The report highlights the prevalence of online harassment meted on journalists on the different social media platforms. Facebook led with 39.7 percent of online harassment, WhatsApp with 19.1 percent, blogs-16.3 percent and Twitter with 10.3 percent.
Smear campaigns against women arise from gender insensitivity, ethnicity, perceived political affiliations and sensitive subjects that cause disputes. Njoki Chege, a female Kenyan columnist has received brutal reactions from social media platforms for her often candid and controversial articles. In one of her articles she likens political bloggers to call girls. This did not augur well with the bloggers community who went on a rampage and lynched her online. In a rebuttal tweet, one person posts a picture in which young boys are holding machetes and calls for talks with the writer.
Society has also become tolerant of online abuses. Name calling, disparaging remarks and insulting comments have been accepted as the norm, hence crying foul over such incidences may show one as being ‘petty’ and too sensitive. It is not uncommon for sparks to be kindled online and become consuming fires after sometime.
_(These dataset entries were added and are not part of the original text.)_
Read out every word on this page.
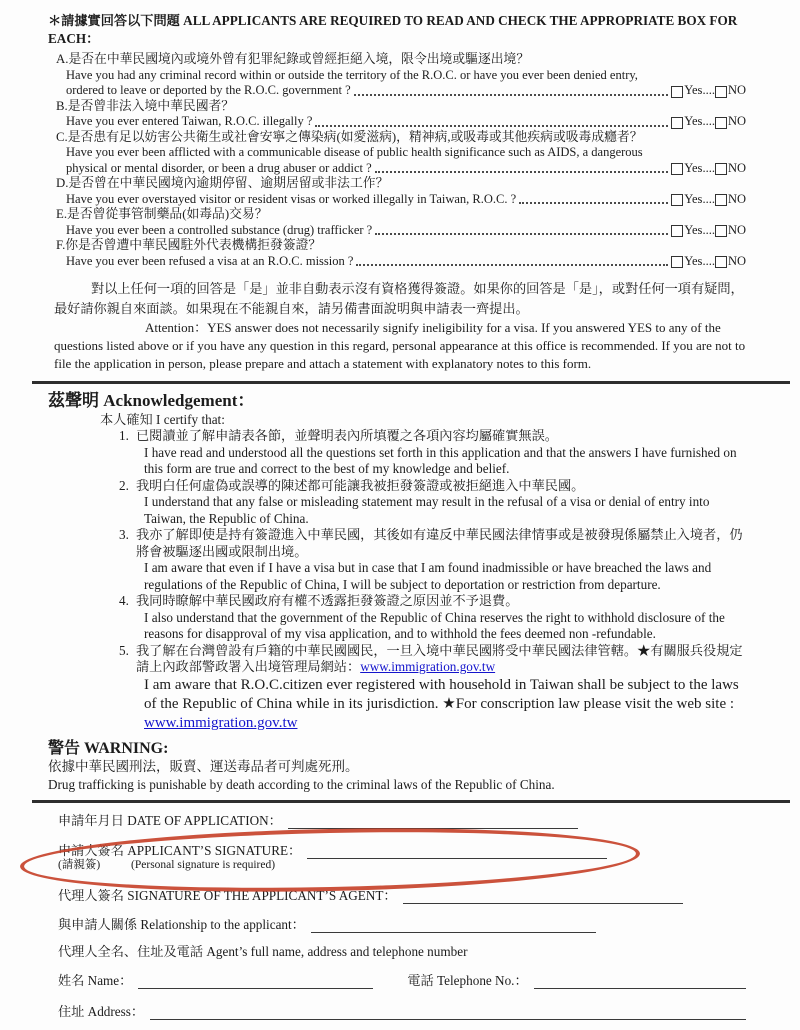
＊請據實回答以下問題 ALL APPLICANTS ARE REQUIRED TO READ AND CHECK THE APPROPRIATE BOX FOR EACH：
A.是否在中華民國境內或境外曾有犯罪紀錄或曾經拒絕入境，限令出境或驅逐出境？
Have you had any criminal record within or outside the territory of the R.O.C. or have you ever been denied entry,
ordered to leave or deported by the R.O.C. government ?	Yes .... NO
B.是否曾非法入境中華民國者？
Have you ever entered Taiwan, R.O.C. illegally ?	Yes .... NO
C.是否患有足以妨害公共衛生或社會安寧之傳染病(如愛滋病)，精神病,或吸毒或其他疾病或吸毒成癮者？
Have you ever been afflicted with a communicable disease of public health significance such as AIDS, a dangerous
physical or mental disorder, or been a drug abuser or addict ?	Yes .... NO
D.是否曾在中華民國境內逾期停留、逾期居留或非法工作？
Have you ever overstayed visitor or resident visas or worked illegally in Taiwan, R.O.C. ?	Yes .... NO
E.是否曾從事管制藥品(如毒品)交易？
Have you ever been a controlled substance (drug) trafficker ?	Yes .... NO
F.你是否曾遭中華民國駐外代表機構拒發簽證？
Have you ever been refused a visa at an R.O.C. mission ?	Yes .... NO
對以上任何一項的回答是「是」並非自動表示沒有資格獲得簽證。如果你的回答是「是」，或對任何一項有疑問，最好請你親自來面談。如果現在不能親自來，請另備書面說明與申請表一齊提出。
Attention：YES answer does not necessarily signify ineligibility for a visa. If you answered YES to any of the questions listed above or if you have any question in this regard, personal appearance at this office is recommended. If you are not to file the application in person, please prepare and attach a statement with explanatory notes to this form.
茲聲明 Acknowledgement：
本人確知 I certify that:
已閱讀並了解申請表各節，並聲明表內所填覆之各項內容均屬確實無誤。
I have read and understood all the questions set forth in this application and that the answers I have furnished on this form are true and correct to the best of my knowledge and belief.
我明白任何虛偽或誤導的陳述都可能讓我被拒發簽證或被拒絕進入中華民國。
I understand that any false or misleading statement may result in the refusal of a visa or denial of entry into Taiwan, the Republic of China.
我亦了解即使是持有簽證進入中華民國，其後如有違反中華民國法律情事或是被發現係屬禁止入境者，仍將會被驅逐出國或限制出境。
I am aware that even if I have a visa but in case that I am found inadmissible or have breached the laws and regulations of the Republic of China, I will be subject to deportation or restriction from departure.
我同時瞭解中華民國政府有權不透露拒發簽證之原因並不予退費。
I also understand that the government of the Republic of China reserves the right to withhold disclosure of the reasons for disapproval of my visa application, and to withhold the fees deemed non -refundable.
我了解在台灣曾設有戶籍的中華民國國民，一旦入境中華民國將受中華民國法律管轄。★有關服兵役規定請上內政部警政署入出境管理局網站：www.immigration.gov.tw
I am aware that R.O.C.citizen ever registered with household in Taiwan shall be subject to the laws of the Republic of China while in its jurisdiction. ★For conscription law please visit the web site : www.immigration.gov.tw
警告 WARNING:
依據中華民國刑法，販賣、運送毒品者可判處死刑。
Drug trafficking is punishable by death according to the criminal laws of the Republic of China.
申請年月日 DATE OF APPLICATION：
申請人簽名 APPLICANT’S SIGNATURE：
(請親簽)	(Personal signature is required)
代理人簽名 SIGNATURE OF THE APPLICANT’S AGENT：
與申請人關係 Relationship to the applicant：
代理人全名、住址及電話 Agent’s full name, address and telephone number
姓名 Name：	電話 Telephone No.：
住址 Address：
With hashtags and sharing mechanisms on social media people get caught up in the moment and the mob mentality fuels greater discord and hatred online. In the midst of such, it is important to find the sobering voice that will call out the madness for what it really is. We need sober voices that will propagate peace for our own good.
Sadly enough, prosecution of cybercrimes on social media platforms faces the challenge of jurisdiction because of the borderless nature of the internet. Within the national border different laws are applied, hence it is difficult to prosecute attackers from different borders. The organization of police units and their capacity to handle these crimes at county level are some of the issues that hinder timely reporting. A respondent from the research said that after reporting a case to the District Criminal Investigations Officer (DCIO) he was told that the issue was to be handled by the Cybercrime Unit which was in the capital, yet he stayed in Kisumu.
Getting justice for cybercrimes may prove a herculean task, but nonetheless we should speak up against online harassment and only then will people start taking notice and before we know it our society will be more informed on the issue. Then we will have better policies and implementation mechanisms.